The next morning we arose late to find the clouds parting. Sitting on a cafe terrace, we enjoyed café au lait, croissants, and a magnificent view of the cirque.
A rock wall rising thousands of feet, with a myriad of small waterfalls, the cirque has the highest waterfall in Europe. Victor Hugo described it as a coliseum, and, enclosed on three sides, it resembles an amphitheater. During the last ice ages, huge mountain glaciers occupied the cirque and hollowed it out. Layered strata form ledges and collect snow, and the snow provides horizontal banding that contrasts with the vertical walls adding contrast to the overall effect.
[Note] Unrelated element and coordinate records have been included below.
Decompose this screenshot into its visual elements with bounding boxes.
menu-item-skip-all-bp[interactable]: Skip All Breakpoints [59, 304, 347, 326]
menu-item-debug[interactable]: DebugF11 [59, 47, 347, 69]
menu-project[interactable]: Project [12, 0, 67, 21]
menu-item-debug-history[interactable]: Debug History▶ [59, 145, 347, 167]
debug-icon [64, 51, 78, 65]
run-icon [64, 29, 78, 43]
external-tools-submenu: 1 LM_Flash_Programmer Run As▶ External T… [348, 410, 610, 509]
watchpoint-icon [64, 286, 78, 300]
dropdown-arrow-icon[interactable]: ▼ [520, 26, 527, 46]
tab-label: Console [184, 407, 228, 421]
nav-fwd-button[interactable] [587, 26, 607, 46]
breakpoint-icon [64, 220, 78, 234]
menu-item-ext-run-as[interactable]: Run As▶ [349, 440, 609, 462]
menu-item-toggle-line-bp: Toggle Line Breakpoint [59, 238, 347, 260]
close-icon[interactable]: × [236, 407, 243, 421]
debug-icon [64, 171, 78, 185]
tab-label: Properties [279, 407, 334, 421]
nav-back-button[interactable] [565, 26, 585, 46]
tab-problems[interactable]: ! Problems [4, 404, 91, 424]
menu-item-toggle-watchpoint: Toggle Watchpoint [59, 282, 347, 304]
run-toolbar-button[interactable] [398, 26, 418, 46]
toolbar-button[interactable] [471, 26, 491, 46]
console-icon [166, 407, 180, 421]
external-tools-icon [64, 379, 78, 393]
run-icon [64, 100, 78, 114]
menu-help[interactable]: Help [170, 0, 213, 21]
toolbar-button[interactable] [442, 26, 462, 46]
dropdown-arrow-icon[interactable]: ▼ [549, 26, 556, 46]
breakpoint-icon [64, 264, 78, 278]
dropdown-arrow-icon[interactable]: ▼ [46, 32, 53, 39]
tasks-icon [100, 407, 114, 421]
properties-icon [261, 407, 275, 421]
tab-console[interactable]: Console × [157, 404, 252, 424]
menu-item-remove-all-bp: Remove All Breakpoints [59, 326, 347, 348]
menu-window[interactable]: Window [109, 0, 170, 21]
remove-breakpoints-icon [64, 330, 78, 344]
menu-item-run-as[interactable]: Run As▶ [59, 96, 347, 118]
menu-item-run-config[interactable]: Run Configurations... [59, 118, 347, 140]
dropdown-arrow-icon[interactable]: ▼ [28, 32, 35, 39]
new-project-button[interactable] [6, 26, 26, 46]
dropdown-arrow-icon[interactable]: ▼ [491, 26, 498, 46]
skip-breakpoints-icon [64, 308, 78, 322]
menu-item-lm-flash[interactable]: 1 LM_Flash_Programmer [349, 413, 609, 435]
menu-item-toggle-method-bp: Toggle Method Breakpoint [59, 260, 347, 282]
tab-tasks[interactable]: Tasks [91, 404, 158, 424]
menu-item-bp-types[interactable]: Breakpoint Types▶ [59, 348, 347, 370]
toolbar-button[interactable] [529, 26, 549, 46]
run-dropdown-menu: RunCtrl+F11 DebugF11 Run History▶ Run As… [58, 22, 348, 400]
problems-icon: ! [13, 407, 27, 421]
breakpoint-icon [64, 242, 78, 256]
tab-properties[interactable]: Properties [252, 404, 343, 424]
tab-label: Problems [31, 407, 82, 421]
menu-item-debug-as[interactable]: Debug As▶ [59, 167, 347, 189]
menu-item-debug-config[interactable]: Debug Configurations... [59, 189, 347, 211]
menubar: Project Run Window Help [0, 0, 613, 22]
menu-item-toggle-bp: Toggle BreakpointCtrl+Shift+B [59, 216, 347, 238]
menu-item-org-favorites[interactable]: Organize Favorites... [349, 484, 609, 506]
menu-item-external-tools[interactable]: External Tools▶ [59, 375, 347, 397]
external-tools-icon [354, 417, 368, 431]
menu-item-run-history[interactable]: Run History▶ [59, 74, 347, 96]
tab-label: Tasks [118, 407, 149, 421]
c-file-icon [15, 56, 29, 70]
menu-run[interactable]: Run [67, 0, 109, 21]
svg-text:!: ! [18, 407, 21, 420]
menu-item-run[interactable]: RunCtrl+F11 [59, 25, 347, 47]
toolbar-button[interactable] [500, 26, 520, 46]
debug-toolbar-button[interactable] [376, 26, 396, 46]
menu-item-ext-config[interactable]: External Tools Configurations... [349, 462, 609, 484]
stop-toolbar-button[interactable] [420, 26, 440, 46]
Since it was cloudy and dark, I took no pictures on the way down, but I have a couple from 1965 that give an idea of the trail and show the cirque from a different angle.
Gavarnie, August 1965
The beginning of the trail to Sarradets, in Gavarnie
If I were to do this trip today, I think I would return to Torla on foot via Bujaruelo, or a more scenic route. I’d also be dressed for the trip. But that summer we were just happy to have arrived, and still tired. After eating we hitched down the valley. We wanted to get to Pau, but hitchhiking wasn’t easy and we only got as far as Lourdes. With nothing else to do and stuck for the night, we poked around the souvenir shops and went to a Truffeau movie, Mississippi Mermaid. The next day we bussed to Pau to catch the train to Spain. Picking up our belongings, we traveled back to Morocco, stopping in Madrid to get my boots at the Atocha Hotel. My big adventures were over till the next Peace Corps summer, the subject of yet another blog post.